Autism is caused by mutations in ‘supporting’ DNA – not specific genes: Genetic screening of 1,800 families reveals why the disorder has eluded scientists for years
- US researchers mapped the entire genomes of 1,790 families with one relative who has autism
- They found mutations in tons of ‘regulatory DNA’, rather than specific genes, influenced the disorder
Since the human genome was first mapped in 2003, scientists have been searching for specific genes that cause autism.
But a new study by Princeton University and Flatiron Institute’s Center for Computational Biology in New York City suggests we may have been barking up the wrong tree.
Researchers used artificial intelligence to screen the entire genomes of 1,790 families, each with just one person diagnosed with autism, to understand what genes and snippets of DNA could lead to the disorder in one but not in others.
They found that the disorder did not appear to be caused by mutation to a gene, but by little kinks in the ‘junk’ DNA that regulates and influences genes.
Until recently, ‘regulatory DNA’ has been seen as playing a minor supporting role in the human genomes’ performance.
But the new study, published today, is the first to confirm a long-held theory that disruptions in any aspect of DNA can be the root of serious, complex disorders.
In this study, the computer system taught itself to analyze not only the known genes, and their supporting DNA, but also the excess ‘junk’ DNA – which is thought to be pointless, but makes up 99 percent of the human genome.
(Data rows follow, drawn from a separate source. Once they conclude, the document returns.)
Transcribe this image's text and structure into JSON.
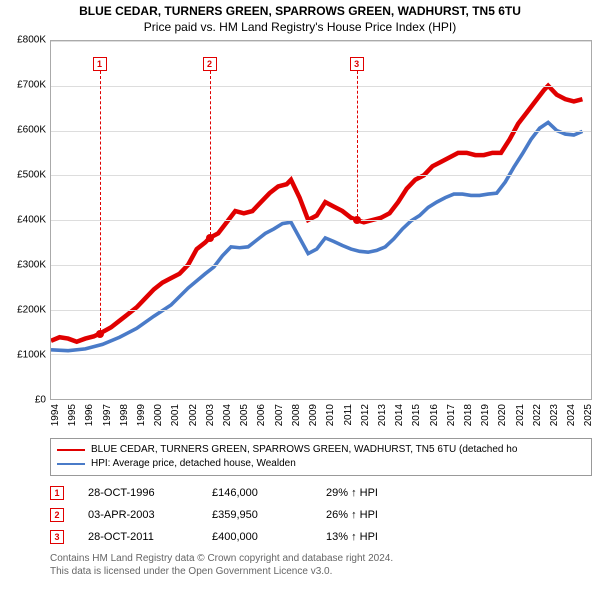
{
  "title_line1": "BLUE CEDAR, TURNERS GREEN, SPARROWS GREEN, WADHURST, TN5 6TU",
  "title_line2": "Price paid vs. HM Land Registry's House Price Index (HPI)",
  "chart": {
    "type": "line",
    "x_min": 1994,
    "x_max": 2025.5,
    "y_min": 0,
    "y_max": 800000,
    "y_ticks": [
      0,
      100000,
      200000,
      300000,
      400000,
      500000,
      600000,
      700000,
      800000
    ],
    "y_tick_labels": [
      "£0",
      "£100K",
      "£200K",
      "£300K",
      "£400K",
      "£500K",
      "£600K",
      "£700K",
      "£800K"
    ],
    "x_ticks": [
      1994,
      1995,
      1996,
      1997,
      1998,
      1999,
      2000,
      2001,
      2002,
      2003,
      2004,
      2005,
      2006,
      2007,
      2008,
      2009,
      2010,
      2011,
      2012,
      2013,
      2014,
      2015,
      2016,
      2017,
      2018,
      2019,
      2020,
      2021,
      2022,
      2023,
      2024,
      2025
    ],
    "grid_color": "#dddddd",
    "background_color": "#ffffff",
    "series": [
      {
        "name": "price_paid",
        "label": "BLUE CEDAR, TURNERS GREEN, SPARROWS GREEN, WADHURST, TN5 6TU (detached ho",
        "color": "#e00000",
        "line_width": 1.5,
        "data": [
          [
            1994.0,
            130000
          ],
          [
            1994.5,
            138000
          ],
          [
            1995.0,
            135000
          ],
          [
            1995.5,
            128000
          ],
          [
            1996.0,
            135000
          ],
          [
            1996.5,
            140000
          ],
          [
            1996.83,
            146000
          ],
          [
            1997.5,
            160000
          ],
          [
            1998.0,
            175000
          ],
          [
            1998.5,
            190000
          ],
          [
            1999.0,
            205000
          ],
          [
            1999.5,
            225000
          ],
          [
            2000.0,
            245000
          ],
          [
            2000.5,
            260000
          ],
          [
            2001.0,
            270000
          ],
          [
            2001.5,
            280000
          ],
          [
            2002.0,
            300000
          ],
          [
            2002.5,
            335000
          ],
          [
            2003.0,
            350000
          ],
          [
            2003.25,
            359950
          ],
          [
            2003.75,
            370000
          ],
          [
            2004.25,
            395000
          ],
          [
            2004.75,
            420000
          ],
          [
            2005.25,
            415000
          ],
          [
            2005.75,
            420000
          ],
          [
            2006.25,
            440000
          ],
          [
            2006.75,
            460000
          ],
          [
            2007.25,
            475000
          ],
          [
            2007.75,
            480000
          ],
          [
            2008.0,
            490000
          ],
          [
            2008.5,
            450000
          ],
          [
            2009.0,
            400000
          ],
          [
            2009.5,
            410000
          ],
          [
            2010.0,
            440000
          ],
          [
            2010.5,
            430000
          ],
          [
            2011.0,
            420000
          ],
          [
            2011.5,
            405000
          ],
          [
            2011.83,
            400000
          ],
          [
            2012.25,
            395000
          ],
          [
            2012.75,
            400000
          ],
          [
            2013.25,
            405000
          ],
          [
            2013.75,
            415000
          ],
          [
            2014.25,
            440000
          ],
          [
            2014.75,
            470000
          ],
          [
            2015.25,
            490000
          ],
          [
            2015.75,
            500000
          ],
          [
            2016.25,
            520000
          ],
          [
            2016.75,
            530000
          ],
          [
            2017.25,
            540000
          ],
          [
            2017.75,
            550000
          ],
          [
            2018.25,
            550000
          ],
          [
            2018.75,
            545000
          ],
          [
            2019.25,
            545000
          ],
          [
            2019.75,
            550000
          ],
          [
            2020.25,
            550000
          ],
          [
            2020.75,
            580000
          ],
          [
            2021.25,
            615000
          ],
          [
            2021.75,
            640000
          ],
          [
            2022.25,
            665000
          ],
          [
            2022.75,
            690000
          ],
          [
            2023.0,
            700000
          ],
          [
            2023.5,
            680000
          ],
          [
            2024.0,
            670000
          ],
          [
            2024.5,
            665000
          ],
          [
            2025.0,
            670000
          ]
        ]
      },
      {
        "name": "hpi",
        "label": "HPI: Average price, detached house, Wealden",
        "color": "#4a7bc8",
        "line_width": 1.2,
        "data": [
          [
            1994.0,
            110000
          ],
          [
            1995.0,
            108000
          ],
          [
            1996.0,
            112000
          ],
          [
            1997.0,
            122000
          ],
          [
            1998.0,
            138000
          ],
          [
            1999.0,
            158000
          ],
          [
            2000.0,
            185000
          ],
          [
            2001.0,
            210000
          ],
          [
            2002.0,
            248000
          ],
          [
            2003.0,
            280000
          ],
          [
            2003.5,
            295000
          ],
          [
            2004.0,
            320000
          ],
          [
            2004.5,
            340000
          ],
          [
            2005.0,
            338000
          ],
          [
            2005.5,
            340000
          ],
          [
            2006.0,
            355000
          ],
          [
            2006.5,
            370000
          ],
          [
            2007.0,
            380000
          ],
          [
            2007.5,
            392000
          ],
          [
            2008.0,
            395000
          ],
          [
            2008.5,
            360000
          ],
          [
            2009.0,
            325000
          ],
          [
            2009.5,
            335000
          ],
          [
            2010.0,
            360000
          ],
          [
            2010.5,
            352000
          ],
          [
            2011.0,
            343000
          ],
          [
            2011.5,
            335000
          ],
          [
            2012.0,
            330000
          ],
          [
            2012.5,
            328000
          ],
          [
            2013.0,
            332000
          ],
          [
            2013.5,
            340000
          ],
          [
            2014.0,
            358000
          ],
          [
            2014.5,
            380000
          ],
          [
            2015.0,
            398000
          ],
          [
            2015.5,
            410000
          ],
          [
            2016.0,
            428000
          ],
          [
            2016.5,
            440000
          ],
          [
            2017.0,
            450000
          ],
          [
            2017.5,
            458000
          ],
          [
            2018.0,
            458000
          ],
          [
            2018.5,
            455000
          ],
          [
            2019.0,
            455000
          ],
          [
            2019.5,
            458000
          ],
          [
            2020.0,
            460000
          ],
          [
            2020.5,
            485000
          ],
          [
            2021.0,
            518000
          ],
          [
            2021.5,
            548000
          ],
          [
            2022.0,
            580000
          ],
          [
            2022.5,
            605000
          ],
          [
            2023.0,
            618000
          ],
          [
            2023.5,
            600000
          ],
          [
            2024.0,
            592000
          ],
          [
            2024.5,
            590000
          ],
          [
            2025.0,
            598000
          ]
        ]
      }
    ],
    "markers": [
      {
        "num": "1",
        "x": 1996.83,
        "y": 146000,
        "label_y_top": 16
      },
      {
        "num": "2",
        "x": 2003.25,
        "y": 359950,
        "label_y_top": 16
      },
      {
        "num": "3",
        "x": 2011.83,
        "y": 400000,
        "label_y_top": 16
      }
    ]
  },
  "transactions": [
    {
      "num": "1",
      "date": "28-OCT-1996",
      "price": "£146,000",
      "delta": "29% ↑ HPI"
    },
    {
      "num": "2",
      "date": "03-APR-2003",
      "price": "£359,950",
      "delta": "26% ↑ HPI"
    },
    {
      "num": "3",
      "date": "28-OCT-2011",
      "price": "£400,000",
      "delta": "13% ↑ HPI"
    }
  ],
  "footer_line1": "Contains HM Land Registry data © Crown copyright and database right 2024.",
  "footer_line2": "This data is licensed under the Open Government Licence v3.0."
}
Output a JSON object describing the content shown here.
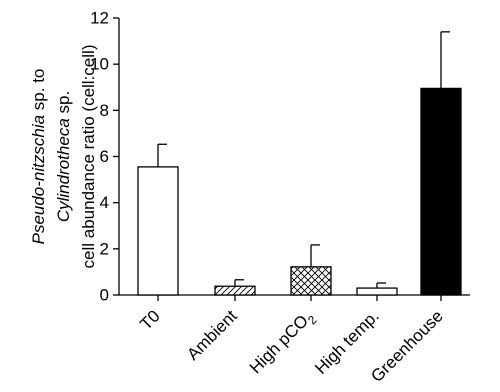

It sorted through every potential chemical pair of genes and regulatory DNA there could be to understand what the ‘outcome’ would be – a task that would take a human a lifetime
As our understanding of the human genome deepens, we are coming to see that it is far more complex and impenetrable than at first blush.
The map led to many discoveries, but many more dead-ends as we learned our assumptions (that, for example, many disorders would boil down to one gene) were too simplistic.
Artificial intelligence is helping to speed up some of those deflating discoveries and help us work out what questions we should be asking.
In this study, the computer system taught itself to analyze not only the known genes, and their supporting DNA, but also the excess ‘junk’ DNA – which is thought to be pointless, but makes up 99 percent of the human genome.
It sorted through every potential chemical pair of genes and regulatory DNA there could be to understand what the ‘outcome’ would be – a task that would take a human a lifetime, if that.
It also analyzed disease-causing mutations we already know about.
All of that helped the computer to compile a ‘disease impact score,’ a way to measure how likely a mutation is to have an effect on disease.
It is not the first time this has been done, but this time the AI was trained to give greater emphasis to some mutations depending on how influential they would be.
Previously, studies like this have found no significant difference in regulatory genes between people with autism and their relatives without.
This study saw a marked difference.
The computer analyzed the genomes of 1,790 families with ‘simplex’ autism – i.e. one child, but no others, has the disorder.
Previously, fewer than 30 percent of the people had a previously identified genetic cause. The rest were mysterious.
But the researchers said their discovery of mutations in ‘junk’ DNA do away with some of that mystery.
‘They say that when you meet one person with autism you have met one person with autism because no cases are alike,’ said Chandra Theesfeld at Princeton’s Lewis-Sigler Institute for Integrative Genomics.
‘Genetically, it seems to be the same way.’
‘Now we open the field to understand all the factors that may be involved in autism,’ Theesfeld added.